What to Avoid Eating Mid-Workout

Fat slows gastric emptying significantly. When you eat fatty foods during exercise, they sit in your stomach longer, layering on top of other stomach contents and increasing the chance of nausea, bloating, and cramping. Save the nuts, cheese, and avocado for before or after.

High-fiber foods cause similar problems. Whole grains, raw vegetables, beans, and high-fiber bars all take longer to break down and can cause gastrointestinal distress when your body is diverting blood flow away from digestion and toward working muscles. The mid-workout window is one of the few times when simple, low-fiber, low-fat carbohydrates are genuinely the better choice.

What About Protein During a Workout?

For most people, protein during exercise isn’t necessary. Consuming protein before or after your session is far more impactful for muscle recovery and growth. Eating 20 to 40 grams of high-quality protein in the hours surrounding your workout stimulates robust increases in muscle protein synthesis, and the timing window is more flexible than people once thought (anywhere from immediately before to a couple hours after).

There is one exception. If your carbohydrate intake during a long session is falling short, perhaps because of stomach issues or limited access to food, adding a small amount of protein can help maintain blood sugar, reduce muscle breakdown, and partially compensate for the missing carbs. This is a backup strategy, not a primary one.

Hydration and Electrolytes

Fluid is just as important as food during prolonged exercise. A practical target is 150 to 300 milliliters (roughly 5 to 10 ounces) every 15 to 20 minutes, adjusted based on how much you’re sweating. Smaller, frequent sips are easier to absorb than gulping a large amount at once.

When you sweat heavily, you lose sodium along with water. For prolonged exercise, especially in heat, replacing 300 to 600 milligrams of sodium per hour helps maintain fluid balance and prevents the performance drop that comes with dehydration. Most sports drinks contain sodium in this range. If you’re using gels or whole foods instead, adding an electrolyte tablet to your water bottle or eating a few salted pretzels can fill the gap.

A Simple Framework by Duration

For workouts under 60 minutes, water is sufficient. No food needed.
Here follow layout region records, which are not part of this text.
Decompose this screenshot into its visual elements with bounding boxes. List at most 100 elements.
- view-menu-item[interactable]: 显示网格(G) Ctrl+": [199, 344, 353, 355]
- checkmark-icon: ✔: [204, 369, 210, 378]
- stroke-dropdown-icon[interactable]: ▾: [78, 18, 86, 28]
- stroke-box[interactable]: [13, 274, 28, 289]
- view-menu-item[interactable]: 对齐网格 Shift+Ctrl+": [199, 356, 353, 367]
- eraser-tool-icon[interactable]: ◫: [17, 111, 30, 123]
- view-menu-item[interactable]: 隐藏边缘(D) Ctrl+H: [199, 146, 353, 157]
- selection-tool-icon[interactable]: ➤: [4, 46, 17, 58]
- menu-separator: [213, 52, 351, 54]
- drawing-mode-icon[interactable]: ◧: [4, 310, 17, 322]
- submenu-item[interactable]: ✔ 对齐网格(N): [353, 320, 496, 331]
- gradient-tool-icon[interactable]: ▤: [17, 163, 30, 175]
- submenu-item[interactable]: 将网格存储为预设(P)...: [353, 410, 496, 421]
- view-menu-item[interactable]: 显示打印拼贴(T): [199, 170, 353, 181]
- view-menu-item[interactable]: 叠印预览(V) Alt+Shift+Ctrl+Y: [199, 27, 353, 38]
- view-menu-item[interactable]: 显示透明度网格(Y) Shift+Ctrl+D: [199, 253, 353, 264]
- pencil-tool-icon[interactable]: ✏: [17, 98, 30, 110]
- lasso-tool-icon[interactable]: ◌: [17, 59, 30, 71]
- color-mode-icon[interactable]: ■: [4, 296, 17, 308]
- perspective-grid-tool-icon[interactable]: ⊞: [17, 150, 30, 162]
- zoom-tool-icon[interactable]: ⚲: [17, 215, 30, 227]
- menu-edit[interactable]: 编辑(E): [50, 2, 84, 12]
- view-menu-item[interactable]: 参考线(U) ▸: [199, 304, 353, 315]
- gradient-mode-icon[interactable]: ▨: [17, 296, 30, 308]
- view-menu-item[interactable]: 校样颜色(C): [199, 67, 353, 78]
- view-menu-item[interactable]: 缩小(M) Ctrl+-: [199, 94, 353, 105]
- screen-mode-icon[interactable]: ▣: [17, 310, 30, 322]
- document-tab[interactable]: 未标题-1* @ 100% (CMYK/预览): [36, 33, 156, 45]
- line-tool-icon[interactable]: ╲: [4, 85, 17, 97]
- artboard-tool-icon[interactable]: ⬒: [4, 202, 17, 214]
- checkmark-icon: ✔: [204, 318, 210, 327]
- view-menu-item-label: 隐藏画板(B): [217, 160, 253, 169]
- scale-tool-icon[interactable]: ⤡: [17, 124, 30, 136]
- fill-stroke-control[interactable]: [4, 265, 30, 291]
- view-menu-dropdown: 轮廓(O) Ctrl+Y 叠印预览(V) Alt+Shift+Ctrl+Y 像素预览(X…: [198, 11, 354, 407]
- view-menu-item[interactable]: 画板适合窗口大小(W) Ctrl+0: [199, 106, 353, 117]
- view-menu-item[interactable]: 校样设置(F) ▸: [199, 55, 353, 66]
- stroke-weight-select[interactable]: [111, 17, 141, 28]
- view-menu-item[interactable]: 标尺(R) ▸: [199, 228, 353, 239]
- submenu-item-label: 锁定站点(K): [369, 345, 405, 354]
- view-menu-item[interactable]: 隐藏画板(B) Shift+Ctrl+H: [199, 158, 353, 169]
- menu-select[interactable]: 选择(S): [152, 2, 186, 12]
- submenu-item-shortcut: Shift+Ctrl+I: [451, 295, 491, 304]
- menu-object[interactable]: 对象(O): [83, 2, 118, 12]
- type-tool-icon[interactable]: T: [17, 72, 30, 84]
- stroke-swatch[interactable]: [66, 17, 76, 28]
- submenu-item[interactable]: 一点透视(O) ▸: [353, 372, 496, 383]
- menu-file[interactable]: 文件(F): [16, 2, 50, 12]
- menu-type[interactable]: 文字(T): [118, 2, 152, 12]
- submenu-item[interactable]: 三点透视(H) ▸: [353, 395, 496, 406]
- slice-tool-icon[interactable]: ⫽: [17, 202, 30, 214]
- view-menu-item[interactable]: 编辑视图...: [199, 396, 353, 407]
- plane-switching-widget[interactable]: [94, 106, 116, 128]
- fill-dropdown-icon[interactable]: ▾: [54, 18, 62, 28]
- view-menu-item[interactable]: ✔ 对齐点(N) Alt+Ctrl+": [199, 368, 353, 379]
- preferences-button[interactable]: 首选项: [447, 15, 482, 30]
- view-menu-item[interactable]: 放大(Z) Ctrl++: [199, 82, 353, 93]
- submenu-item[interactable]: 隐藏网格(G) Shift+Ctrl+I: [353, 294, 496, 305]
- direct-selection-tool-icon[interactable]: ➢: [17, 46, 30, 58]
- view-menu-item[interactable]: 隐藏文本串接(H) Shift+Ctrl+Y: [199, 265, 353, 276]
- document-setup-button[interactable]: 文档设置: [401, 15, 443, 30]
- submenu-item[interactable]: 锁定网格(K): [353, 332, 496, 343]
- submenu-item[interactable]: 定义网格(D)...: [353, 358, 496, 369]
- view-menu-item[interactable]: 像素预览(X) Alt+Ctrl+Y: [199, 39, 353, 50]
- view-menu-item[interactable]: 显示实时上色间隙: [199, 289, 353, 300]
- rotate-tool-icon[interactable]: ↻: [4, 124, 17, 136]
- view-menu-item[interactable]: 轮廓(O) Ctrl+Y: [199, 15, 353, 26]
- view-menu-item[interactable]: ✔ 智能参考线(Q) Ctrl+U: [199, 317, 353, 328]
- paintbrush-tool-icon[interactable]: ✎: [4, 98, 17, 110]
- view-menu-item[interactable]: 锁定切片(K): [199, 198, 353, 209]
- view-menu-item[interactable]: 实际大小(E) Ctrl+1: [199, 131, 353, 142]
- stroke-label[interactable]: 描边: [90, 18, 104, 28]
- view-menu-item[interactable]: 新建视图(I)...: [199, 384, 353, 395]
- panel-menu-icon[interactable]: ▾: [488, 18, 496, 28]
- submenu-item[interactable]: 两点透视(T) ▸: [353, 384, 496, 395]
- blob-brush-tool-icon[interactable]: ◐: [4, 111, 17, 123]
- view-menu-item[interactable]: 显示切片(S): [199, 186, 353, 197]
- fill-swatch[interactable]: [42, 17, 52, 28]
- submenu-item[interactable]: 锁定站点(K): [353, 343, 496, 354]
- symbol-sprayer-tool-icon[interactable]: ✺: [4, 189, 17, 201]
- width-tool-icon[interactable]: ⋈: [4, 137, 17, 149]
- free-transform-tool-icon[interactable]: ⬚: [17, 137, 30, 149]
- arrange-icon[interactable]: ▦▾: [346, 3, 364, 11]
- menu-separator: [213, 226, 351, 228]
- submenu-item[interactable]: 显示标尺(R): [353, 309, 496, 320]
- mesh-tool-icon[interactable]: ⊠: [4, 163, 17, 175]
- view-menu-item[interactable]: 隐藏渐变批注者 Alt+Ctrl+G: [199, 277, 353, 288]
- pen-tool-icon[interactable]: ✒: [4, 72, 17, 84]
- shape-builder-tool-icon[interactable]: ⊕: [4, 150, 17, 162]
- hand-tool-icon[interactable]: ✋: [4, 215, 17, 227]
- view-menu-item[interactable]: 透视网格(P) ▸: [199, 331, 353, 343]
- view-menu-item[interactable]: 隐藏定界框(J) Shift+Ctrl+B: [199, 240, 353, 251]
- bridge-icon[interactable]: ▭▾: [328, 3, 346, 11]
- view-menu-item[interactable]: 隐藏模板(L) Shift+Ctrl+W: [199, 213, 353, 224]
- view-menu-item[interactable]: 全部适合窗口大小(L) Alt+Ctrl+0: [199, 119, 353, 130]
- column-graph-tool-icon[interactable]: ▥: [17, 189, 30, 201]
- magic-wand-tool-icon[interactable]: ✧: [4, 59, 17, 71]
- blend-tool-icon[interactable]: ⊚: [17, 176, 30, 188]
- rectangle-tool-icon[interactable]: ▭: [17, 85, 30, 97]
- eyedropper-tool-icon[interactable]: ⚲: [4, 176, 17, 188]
For sessions lasting 60 to 90 minutes at moderate to high intensity, small amounts of carbohydrate (around 30 grams per hour) can help, especially if you didn’t eat well beforehand. A sports drink or half a banana is enough.

For efforts lasting two to three hours, aim for 60 to 80 grams of carbohydrate per hour from a glucose-fructose blend, paired with regular fluid and electrolyte intake. This is where a deliberate fueling plan makes a real performance difference, and practicing your nutrition strategy during training sessions helps you figure out what your stomach tolerates before race day.